Meaning Lies in the Pursuit of Achievement

Perhaps the most central theme in Tennyson’s poem relates to the value of pursuit. Indeed, “Ulysses” as a whole may be read as espousing a philosophy of life where the most important meaning lies in the pursuit of achievement. The speaker first introduces this philosophy in the opening stanza. There, he frames all forms of idleness in negative terms (lines 22–24):

     How dull it is to pause, to make an end,
     To rust unburnish’d, not to shine in use!
     As tho’ to breathe were life!

These lines reflect Ulysses’ frustration with his life as king of Ithaca, where he does little more than preside over a community he derides for their idle complacency. It’s in implicit judgment of his own people that the speaker declares, with exasperation, “As tho’ to breathe were life!” Against this negative image of idleness, Ulysses offers his own “hungry heart” (line 12) as an example of what life should really be about. Rather than rest on his laurels, Ulysses longs for new adventures. Such adventures will push him “to follow knowledge like a sinking star, / Beyond the utmost bound of human thought” (lines 31–32). Crucially, the pursuit of achievement is more important than the achievement itself. It may be impossible to reach that “beyond,” but the striving is itself noble, meaningful, and hence life-giving.

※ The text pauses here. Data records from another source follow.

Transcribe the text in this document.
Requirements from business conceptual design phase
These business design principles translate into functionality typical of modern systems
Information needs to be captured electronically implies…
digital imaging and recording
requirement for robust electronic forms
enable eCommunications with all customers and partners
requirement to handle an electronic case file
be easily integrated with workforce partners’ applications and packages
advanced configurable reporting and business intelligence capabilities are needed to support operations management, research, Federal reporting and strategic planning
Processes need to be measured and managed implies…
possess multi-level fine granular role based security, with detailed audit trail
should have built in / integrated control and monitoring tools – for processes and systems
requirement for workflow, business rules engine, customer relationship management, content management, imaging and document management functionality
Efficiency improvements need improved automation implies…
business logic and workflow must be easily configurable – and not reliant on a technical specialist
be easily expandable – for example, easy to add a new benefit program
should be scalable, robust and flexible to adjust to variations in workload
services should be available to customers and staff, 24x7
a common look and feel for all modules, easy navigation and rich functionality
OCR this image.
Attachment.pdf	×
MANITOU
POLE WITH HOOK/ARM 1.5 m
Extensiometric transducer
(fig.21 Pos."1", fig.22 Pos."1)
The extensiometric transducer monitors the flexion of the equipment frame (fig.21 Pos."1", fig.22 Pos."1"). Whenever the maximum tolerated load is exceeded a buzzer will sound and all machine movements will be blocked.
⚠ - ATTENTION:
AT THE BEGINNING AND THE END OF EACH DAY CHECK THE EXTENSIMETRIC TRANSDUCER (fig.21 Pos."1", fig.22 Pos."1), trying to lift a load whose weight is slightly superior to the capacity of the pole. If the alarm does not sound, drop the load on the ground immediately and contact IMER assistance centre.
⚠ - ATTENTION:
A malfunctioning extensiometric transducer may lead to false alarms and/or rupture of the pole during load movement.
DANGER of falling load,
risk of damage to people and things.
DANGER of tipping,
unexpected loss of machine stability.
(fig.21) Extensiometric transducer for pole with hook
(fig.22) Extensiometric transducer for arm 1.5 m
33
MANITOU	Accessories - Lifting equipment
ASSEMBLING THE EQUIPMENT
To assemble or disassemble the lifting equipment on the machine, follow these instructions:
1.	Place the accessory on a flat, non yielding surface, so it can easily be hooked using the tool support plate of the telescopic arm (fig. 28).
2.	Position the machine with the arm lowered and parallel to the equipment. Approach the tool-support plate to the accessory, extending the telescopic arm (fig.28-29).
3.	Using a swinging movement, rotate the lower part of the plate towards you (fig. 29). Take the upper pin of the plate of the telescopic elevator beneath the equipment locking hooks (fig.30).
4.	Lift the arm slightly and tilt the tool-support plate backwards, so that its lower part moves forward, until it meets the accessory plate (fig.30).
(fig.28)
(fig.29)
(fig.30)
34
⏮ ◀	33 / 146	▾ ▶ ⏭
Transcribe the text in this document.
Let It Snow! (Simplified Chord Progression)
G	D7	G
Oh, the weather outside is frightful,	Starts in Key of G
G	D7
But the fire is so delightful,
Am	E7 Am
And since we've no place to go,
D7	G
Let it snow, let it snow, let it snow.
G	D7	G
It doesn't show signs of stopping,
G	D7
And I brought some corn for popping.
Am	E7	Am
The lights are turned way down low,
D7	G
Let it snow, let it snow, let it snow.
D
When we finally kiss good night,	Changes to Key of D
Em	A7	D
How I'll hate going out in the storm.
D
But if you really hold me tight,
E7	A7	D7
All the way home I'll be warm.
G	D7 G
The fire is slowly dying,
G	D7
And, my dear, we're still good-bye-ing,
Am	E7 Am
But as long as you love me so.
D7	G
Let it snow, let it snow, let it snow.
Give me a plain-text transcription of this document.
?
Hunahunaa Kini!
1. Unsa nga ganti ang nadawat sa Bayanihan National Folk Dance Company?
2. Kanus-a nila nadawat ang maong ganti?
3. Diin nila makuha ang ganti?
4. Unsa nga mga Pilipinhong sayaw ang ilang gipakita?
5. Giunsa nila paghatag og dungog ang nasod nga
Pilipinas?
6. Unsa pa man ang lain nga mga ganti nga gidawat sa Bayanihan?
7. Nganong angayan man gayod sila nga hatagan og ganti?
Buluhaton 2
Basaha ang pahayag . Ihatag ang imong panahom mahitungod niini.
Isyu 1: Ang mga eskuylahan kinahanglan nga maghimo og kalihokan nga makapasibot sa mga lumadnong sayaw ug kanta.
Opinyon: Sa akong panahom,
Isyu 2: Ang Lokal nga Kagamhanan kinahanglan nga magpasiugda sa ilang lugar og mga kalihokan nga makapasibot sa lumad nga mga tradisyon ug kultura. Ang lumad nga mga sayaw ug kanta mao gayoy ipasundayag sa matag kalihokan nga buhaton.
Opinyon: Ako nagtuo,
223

The Primacy of the Individual over the Collective

For Ulysses, the will of the individual takes precedence over the needs of the collective. This theme can be seen in the way the speaker dismisses other people while presenting his own personal desires as noble and all-important. Consider how Ulysses talks about his family. He offers eleven lines of lukewarm praise for his son, and he devotes just two words to Penelope, his “aged wife” (line 3). He’s similarly dismissive of his community, which he deems “a savage race” (line 4). Meanwhile, he spends twenty-seven lines celebrating the adventurous life, and another twenty-six lines exhorting his mariners to ready the sails for his next voyage. This imbalance clearly shows some egotism on the speaker’s part. More importantly, though, it demonstrates the extent to which he conceives of achievement as an individual pursuit. Ulysses doesn’t consider his public service a real achievement, since all he does is “mete and dole / Unequal laws” that he had no hand in establishing (lines 3–4). Furthermore, public service has an alienating effect, since he remains distanced from his subjects. To resist the alienation and lack of agency he feels as king, Ulysses must abandon his responsibility to the collective and reassert his individual will.

Experience Shapes the Person

Ulysses has seen a lot in his life. Not only did he spend ten years of his life fighting in the Trojan War, but then he went on to spend another ten years struggling to make his way home. Ulysses recalls some of these experiences in the poem’s first stanza, where he recalls “the rainy Hyades” (line 10) and the “ringing plains of windy Troy” (line 17). His reason for making these references isn’t simply to indulge in nostalgia for a time when he was young and active. Instead, he wants to emphasize the degree to which his experience has shaped him. As he puts the matter in lines 18–21:

     I am a part of all that I have met;
     Yet all experience is an arch wherethro’
     Gleams that untravell’d world whose margin fades
     Forever and forever when I move.

This passage begins with a simple statement about how his experiences have made him the man he is. But Ulysses complicates this idea in the lines that follow, where he develops an intriguing metaphor for experience. The speaker links experience to an “arch” through which the viewer can see the glittering ocean and imagine what it’s like to sail it. This metaphor implies that experience isn’t just something that happened in someone’s past. Instead, it’s a lens that frames how a person sees the world in the present.